Anyways, all this is but an introduction to another impressively named, and much more admirable, clergyman of the past who in this anniversary year of the beginning for WW1 ought to be better remembered today. The Rev Geoffrey Anketell Studdert Kennedy was an Anglican priest and poet. He was nicknamed 'Woodbine Willie' during World War I for giving Woodbine cigarettes along with spiritual aid to injured and dying soldiers. 

The Rev Studdert Kennedy was awarded the Military Cross during World War I. The citation reads: “For conspicuous gallantry and devotion to duty. He showed the greatest courage and disregard for his own safety in attending to the wounded under heavy fire.
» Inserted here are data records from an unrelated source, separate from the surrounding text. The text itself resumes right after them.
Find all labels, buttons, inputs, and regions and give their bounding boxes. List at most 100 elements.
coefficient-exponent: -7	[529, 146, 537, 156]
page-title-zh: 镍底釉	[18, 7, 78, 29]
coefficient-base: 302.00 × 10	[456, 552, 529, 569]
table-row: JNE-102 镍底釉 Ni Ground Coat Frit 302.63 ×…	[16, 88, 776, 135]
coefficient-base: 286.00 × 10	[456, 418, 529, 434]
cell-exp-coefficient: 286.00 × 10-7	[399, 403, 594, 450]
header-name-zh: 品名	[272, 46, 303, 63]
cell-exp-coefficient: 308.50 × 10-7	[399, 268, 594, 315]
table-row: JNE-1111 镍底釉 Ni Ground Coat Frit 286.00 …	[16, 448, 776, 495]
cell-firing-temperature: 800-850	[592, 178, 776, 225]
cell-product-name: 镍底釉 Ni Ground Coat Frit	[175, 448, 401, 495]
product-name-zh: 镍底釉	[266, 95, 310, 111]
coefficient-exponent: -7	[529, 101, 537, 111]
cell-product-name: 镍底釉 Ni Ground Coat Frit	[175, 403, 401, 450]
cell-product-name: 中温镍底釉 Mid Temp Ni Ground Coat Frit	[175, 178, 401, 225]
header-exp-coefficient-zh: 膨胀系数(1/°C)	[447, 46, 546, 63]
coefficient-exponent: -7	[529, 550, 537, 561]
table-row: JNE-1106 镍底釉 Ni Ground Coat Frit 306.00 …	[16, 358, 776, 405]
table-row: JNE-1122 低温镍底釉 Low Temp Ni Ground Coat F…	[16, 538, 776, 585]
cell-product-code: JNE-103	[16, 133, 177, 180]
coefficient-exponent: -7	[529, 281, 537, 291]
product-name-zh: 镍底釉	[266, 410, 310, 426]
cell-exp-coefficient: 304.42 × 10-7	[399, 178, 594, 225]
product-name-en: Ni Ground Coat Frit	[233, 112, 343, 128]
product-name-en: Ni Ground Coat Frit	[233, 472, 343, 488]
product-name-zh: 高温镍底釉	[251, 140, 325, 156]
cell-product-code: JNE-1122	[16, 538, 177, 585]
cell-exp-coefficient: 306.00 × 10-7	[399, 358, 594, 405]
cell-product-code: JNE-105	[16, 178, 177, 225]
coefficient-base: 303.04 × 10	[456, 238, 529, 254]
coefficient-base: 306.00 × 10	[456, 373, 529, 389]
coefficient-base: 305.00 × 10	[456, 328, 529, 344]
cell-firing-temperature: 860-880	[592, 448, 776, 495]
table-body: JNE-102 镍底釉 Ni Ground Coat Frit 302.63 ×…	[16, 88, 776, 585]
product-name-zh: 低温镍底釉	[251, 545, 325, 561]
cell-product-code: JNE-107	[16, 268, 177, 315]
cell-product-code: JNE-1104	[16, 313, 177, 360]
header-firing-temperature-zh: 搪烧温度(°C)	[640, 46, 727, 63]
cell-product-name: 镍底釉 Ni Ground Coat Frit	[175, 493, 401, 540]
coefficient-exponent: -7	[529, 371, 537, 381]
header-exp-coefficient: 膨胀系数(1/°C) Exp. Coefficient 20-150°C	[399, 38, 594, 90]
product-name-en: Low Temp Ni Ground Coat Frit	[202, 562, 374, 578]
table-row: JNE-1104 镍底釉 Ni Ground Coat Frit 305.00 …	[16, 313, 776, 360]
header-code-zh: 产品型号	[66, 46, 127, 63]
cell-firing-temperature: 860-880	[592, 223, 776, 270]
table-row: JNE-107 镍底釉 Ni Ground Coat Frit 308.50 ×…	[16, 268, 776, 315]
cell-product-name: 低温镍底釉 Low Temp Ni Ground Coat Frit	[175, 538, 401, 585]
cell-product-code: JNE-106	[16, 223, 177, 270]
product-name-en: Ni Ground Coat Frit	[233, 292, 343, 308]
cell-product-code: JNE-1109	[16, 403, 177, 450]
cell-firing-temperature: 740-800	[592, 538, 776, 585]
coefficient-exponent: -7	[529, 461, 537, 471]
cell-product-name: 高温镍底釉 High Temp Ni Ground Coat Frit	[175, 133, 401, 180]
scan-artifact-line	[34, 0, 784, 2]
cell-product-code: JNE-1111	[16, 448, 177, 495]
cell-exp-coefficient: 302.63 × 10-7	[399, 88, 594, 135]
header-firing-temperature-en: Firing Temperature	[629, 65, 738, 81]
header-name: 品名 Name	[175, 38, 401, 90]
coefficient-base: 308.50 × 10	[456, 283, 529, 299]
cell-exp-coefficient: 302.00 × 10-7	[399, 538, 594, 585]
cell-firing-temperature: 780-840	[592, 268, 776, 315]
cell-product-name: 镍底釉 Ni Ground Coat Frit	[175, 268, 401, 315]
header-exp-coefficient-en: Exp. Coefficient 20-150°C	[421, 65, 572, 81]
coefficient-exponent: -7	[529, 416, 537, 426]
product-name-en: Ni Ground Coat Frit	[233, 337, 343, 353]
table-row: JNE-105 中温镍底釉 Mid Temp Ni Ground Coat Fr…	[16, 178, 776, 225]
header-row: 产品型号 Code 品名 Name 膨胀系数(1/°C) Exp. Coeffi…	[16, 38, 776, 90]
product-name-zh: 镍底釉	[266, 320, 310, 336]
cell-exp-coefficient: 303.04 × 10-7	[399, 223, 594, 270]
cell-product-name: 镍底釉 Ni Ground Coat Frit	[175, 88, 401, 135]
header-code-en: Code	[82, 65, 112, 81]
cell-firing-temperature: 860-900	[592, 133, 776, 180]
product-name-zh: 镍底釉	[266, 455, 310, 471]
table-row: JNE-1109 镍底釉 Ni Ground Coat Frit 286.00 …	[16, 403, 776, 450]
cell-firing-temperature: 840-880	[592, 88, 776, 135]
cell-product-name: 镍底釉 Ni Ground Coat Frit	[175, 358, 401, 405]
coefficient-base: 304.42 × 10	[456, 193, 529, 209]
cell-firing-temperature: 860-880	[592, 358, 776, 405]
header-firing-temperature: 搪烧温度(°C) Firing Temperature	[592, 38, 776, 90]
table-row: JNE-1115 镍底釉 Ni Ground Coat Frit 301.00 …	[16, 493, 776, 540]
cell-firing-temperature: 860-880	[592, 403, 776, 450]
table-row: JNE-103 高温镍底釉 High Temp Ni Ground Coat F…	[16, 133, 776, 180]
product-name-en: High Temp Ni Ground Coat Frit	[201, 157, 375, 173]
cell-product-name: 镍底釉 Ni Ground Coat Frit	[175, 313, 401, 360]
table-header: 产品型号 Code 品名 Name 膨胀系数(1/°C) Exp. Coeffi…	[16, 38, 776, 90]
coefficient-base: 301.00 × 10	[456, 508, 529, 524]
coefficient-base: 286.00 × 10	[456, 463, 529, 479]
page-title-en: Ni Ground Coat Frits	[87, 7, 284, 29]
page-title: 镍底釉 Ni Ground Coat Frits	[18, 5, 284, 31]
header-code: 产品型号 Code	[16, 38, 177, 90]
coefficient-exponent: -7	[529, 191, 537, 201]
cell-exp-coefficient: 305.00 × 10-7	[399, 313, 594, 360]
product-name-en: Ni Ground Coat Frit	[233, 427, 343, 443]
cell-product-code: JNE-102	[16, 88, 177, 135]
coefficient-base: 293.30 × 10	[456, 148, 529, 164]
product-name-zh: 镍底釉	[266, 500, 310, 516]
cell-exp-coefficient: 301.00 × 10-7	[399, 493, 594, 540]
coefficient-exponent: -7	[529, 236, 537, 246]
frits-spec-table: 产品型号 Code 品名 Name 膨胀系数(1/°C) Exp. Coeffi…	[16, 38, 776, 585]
He searched shell holes for our own and enemy wounded, assisting them to the dressing station, and his cheerfulness and endurance had a splendid effect upon all ranks in the front line trenches, which he constantly visited.”

Having been rather gung-ho about the war at its outset, he became a Christian socialist and pacifist as a result of his wartime experiences and, on return to civilian life, wrote a great deal about democracy and the problems of unregulated capitalism and greed.  He finished his career as an industrial chaplain, campaigning for the rights of working people and offering them in the workplace the same selfless spiritual aid that he had given to comrade and enemy alike in no-man’s land.

Which, it seems to me, is pretty impressive.